The applicable law governing PCR applications claiming ineffective assistance of counsel is well settled. In reviewing such claims, courts apply a strong presumption that defense counsel "rendered adequate assistance and made all significant decisions in the exercise of reasonable professional judgment." Strickland v. Washington, 466 U.S. 668, 690, 104 S. Ct. 2052, 2066, 80 L. Ed. 2d 674, 695 (1984). "[C]complaints 'merely of matters of trial strategy' will not serve to ground a constitutional claim of inadequacy . . . [.]" State v. Fritz, 105 N.J. 42, 54 (1987) (quoting State v. Williams, 39 N.J. 471, 489, cert. den., 374 U.S. 855, 83 S. Ct. 1924, 10 L. Ed. 2d 1075 (1963), overruled in part on other grounds by, State v. Czachor, 82 N.J. 392, 402 (1980)); see also State v. Echols, 199 N.J. 344, 357-59 (2009). "The quality of counsel's performance cannot be fairly assessed by focusing on a handful of issues while ignoring the totality of counsel's performance in the context of the State's evidence of defendant's guilt." State v. Castagna, 187 N.J. 293, 314 (2006). "As a general rule, strategic miscalculations or trial mistakes are insufficient to warrant reversal 'except in those rare instances where they are of such magnitude as to thwart the fundamental guarantee of [a] fair trial.'" Id. at 314-15 (quoting State v. Buonadonna, 122 N.J. 22, 42 (1991)).
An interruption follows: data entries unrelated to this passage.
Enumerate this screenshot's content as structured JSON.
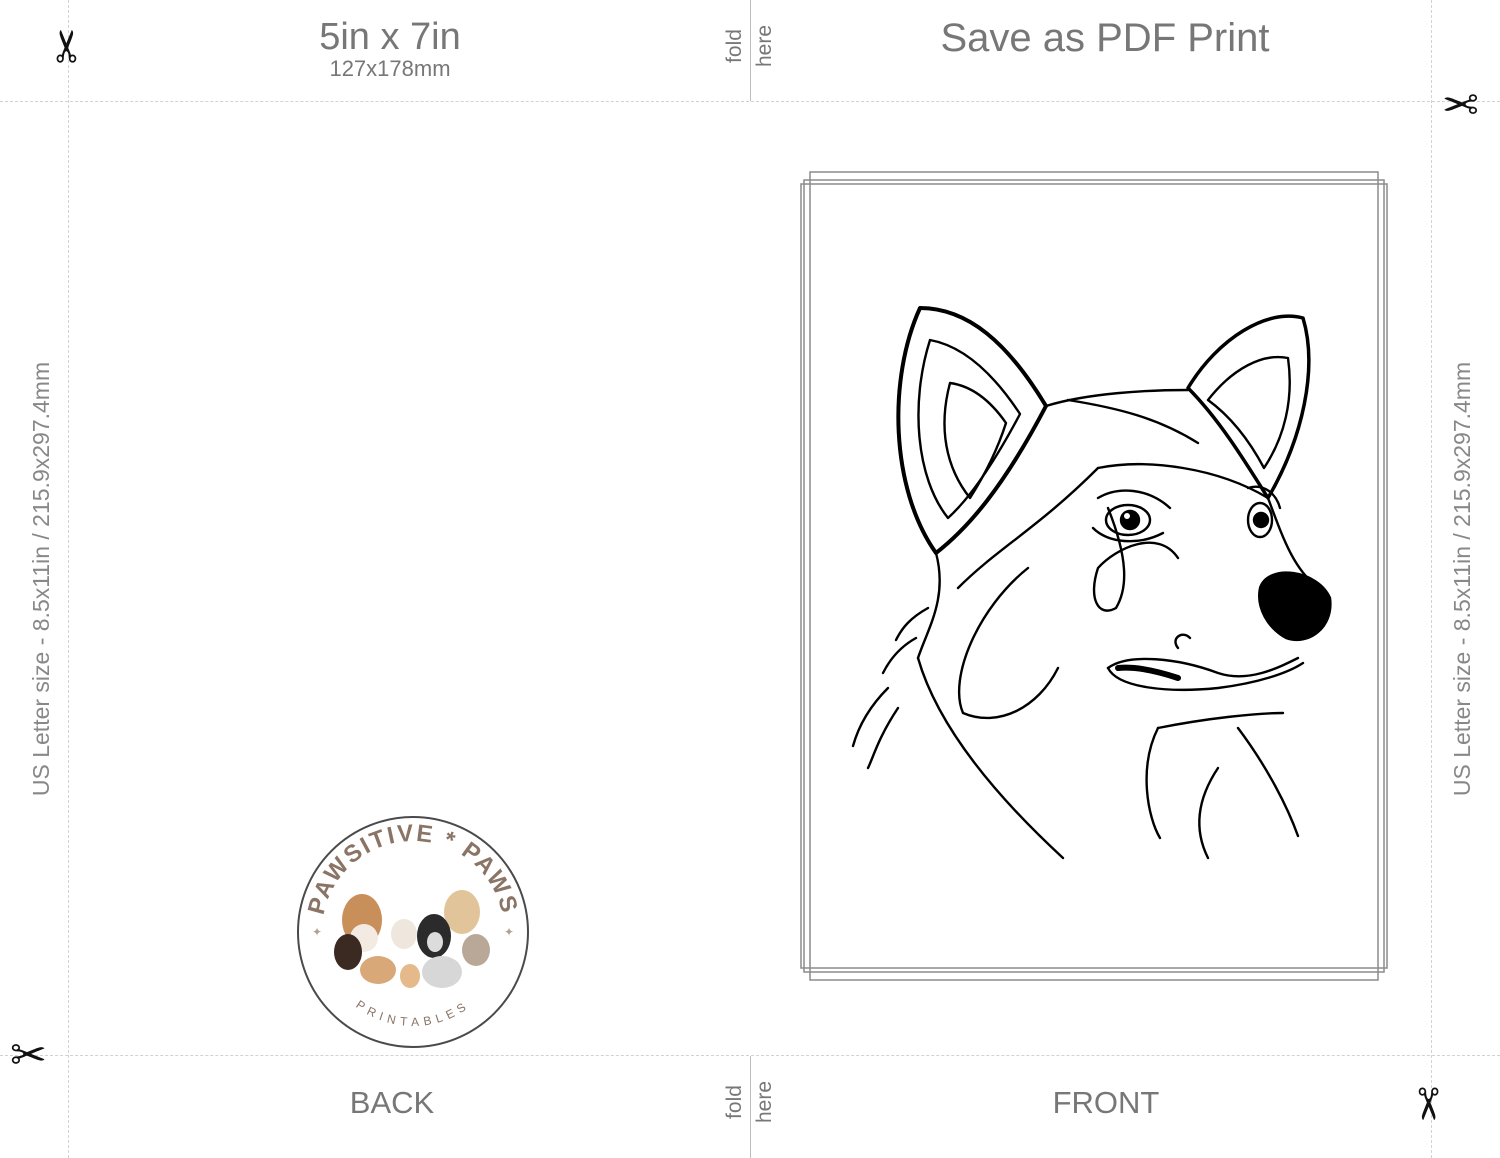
{
  "header": {
    "size_title": "5in x 7in",
    "size_sub": "127x178mm",
    "fold_word": "fold",
    "here_word": "here",
    "save_title": "Save as PDF Print"
  },
  "footer": {
    "back_label": "BACK",
    "front_label": "FRONT",
    "fold_word": "fold",
    "here_word": "here"
  },
  "side": {
    "left_text": "US Letter size - 8.5x11in / 215.9x297.4mm",
    "right_text": "US Letter size - 8.5x11in / 215.9x297.4mm"
  },
  "logo": {
    "arc_text": "PAWSITIVE * PAWS",
    "bottom_text": "PRINTABLES"
  },
  "icons": {
    "scissors": "scissors-icon",
    "scissors_glyph": "✂"
  },
  "colors": {
    "text_gray": "#777777",
    "logo_brown": "#8a7466",
    "guide": "#d2d2d2"
  }
}
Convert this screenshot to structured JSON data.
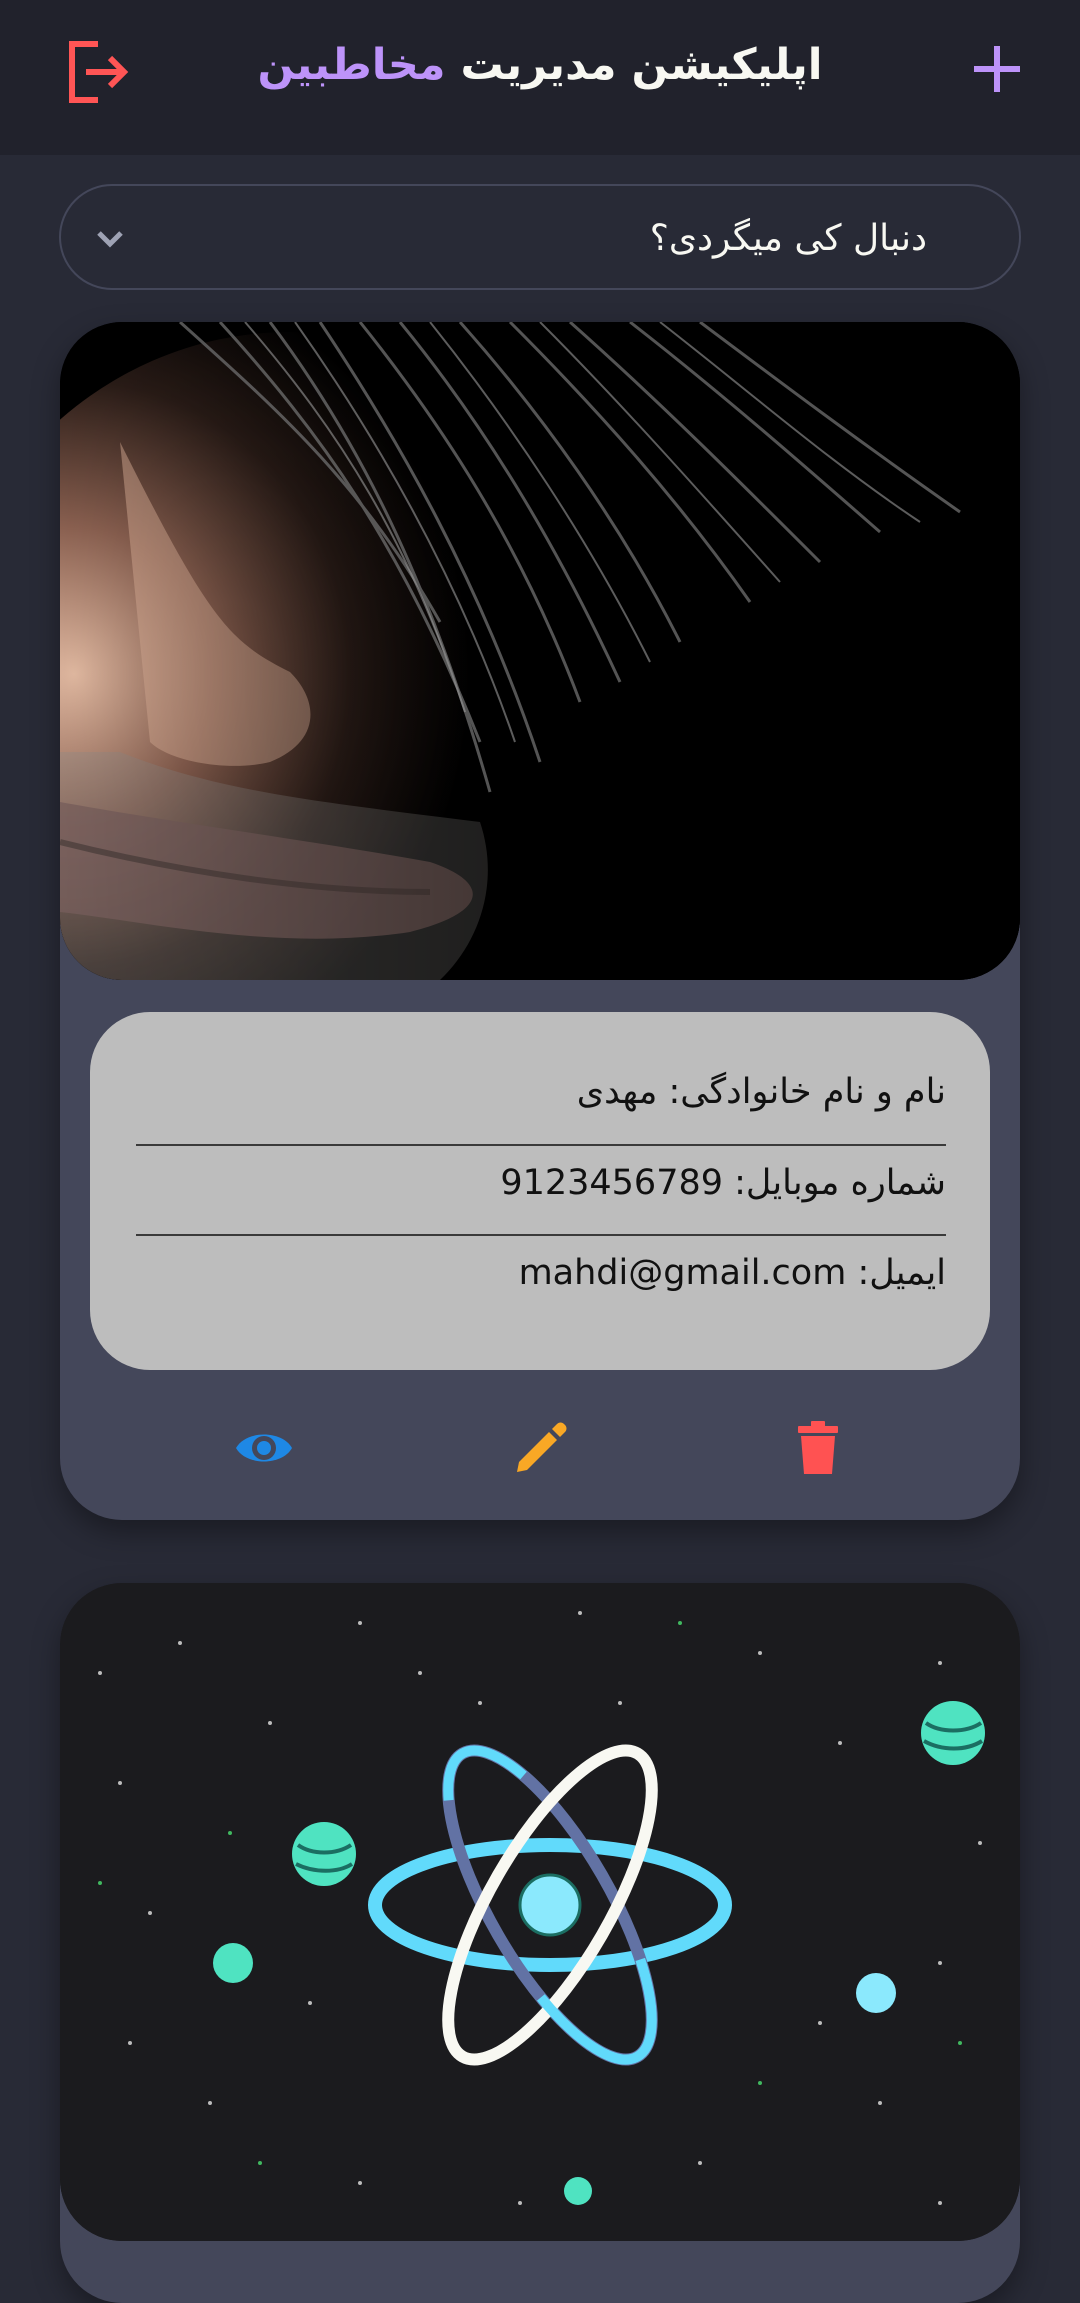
{
  "header": {
    "title_main": "اپلیکیشن مدیریت",
    "title_accent": "مخاطبین",
    "logout_icon": "logout-icon",
    "add_icon": "plus-icon"
  },
  "search": {
    "placeholder": "دنبال کی میگردی؟",
    "icon": "chevron-down-icon"
  },
  "contacts": [
    {
      "fullname": "نام و نام خانوادگی: مهدی",
      "mobile": "شماره موبایل: 9123456789",
      "email": "ایمیل: mahdi@gmail.com",
      "actions": [
        "eye-icon",
        "pencil-icon",
        "trash-icon"
      ]
    }
  ],
  "colors": {
    "background": "#282a36",
    "appbar": "#21222c",
    "card": "#44475a",
    "info_panel": "#bdbdbd",
    "accent_purple": "#bd93f9",
    "logout_red": "#ff5555",
    "view_blue": "#1e88e5",
    "edit_orange": "#f9a825",
    "delete_red": "#ff5252"
  }
}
Applying these standards here, it is manifest that defendant's claims of ineffectiveness and ensuing prejudice all lack sufficient merit to warrant discussion in this opinion. R. 2:11-3(e)(2). We comment on only two of defendant's claims: (1) his contention that his trial counsel did not properly advise him as to his right to testify, and (2) his claim that his counsel should have pursued testimony from a passenger in the alleged getaway car.
With respect to defendant's decision not to testify, we note that he had multiple prior convictions, some of which the trial judge concluded after a Sands*fn1 hearing, could be used by the State to impeach his credibility as a witness. The trial judge explained to defendant on the record the consequences of testifying, clarifying which convictions would be admissible if he took the stand and which would not. The decision not to testify, given defendant's record and the nature of the State's proofs, was a reasonable one. If he had testified and tried to explain or deny his statement to the security officer that he did not want to go back to jail, that may have not only brought the statement to the jury's attention a second time, but also potentially opened the door to his prior criminal history. Defendant's claim that the jury would have acquitted him if he had testified is completely speculative, especially in light of the strength of the eyewitness testimony from the State's witnesses.
Defendant further contends that he should have been granted an evidentiary hearing on the issue of his trial attorney's failure to call Pinkston. Defendant posits that Pinkston would have rebutted the police officer's testimony about what occurred after he gave chase, and the security officer's testimony about defendant's threatening behavior in the parking lot. This again is sheer speculation. Notably, defendant offered no certification or affidavit from Pinkston with his PCR application. Defendant failed to make a prima facie showing that Pinkston, if he had been located, would have given exculpatory testimony, and that his testimony would have been so credible as to prompt the jury to vote to acquit. In the absence of such a prima facie showing, the PCR judge had no obligation to conduct an evidentiary hearing. State v. Preciose, 129 N.J. 451, 459 (1992).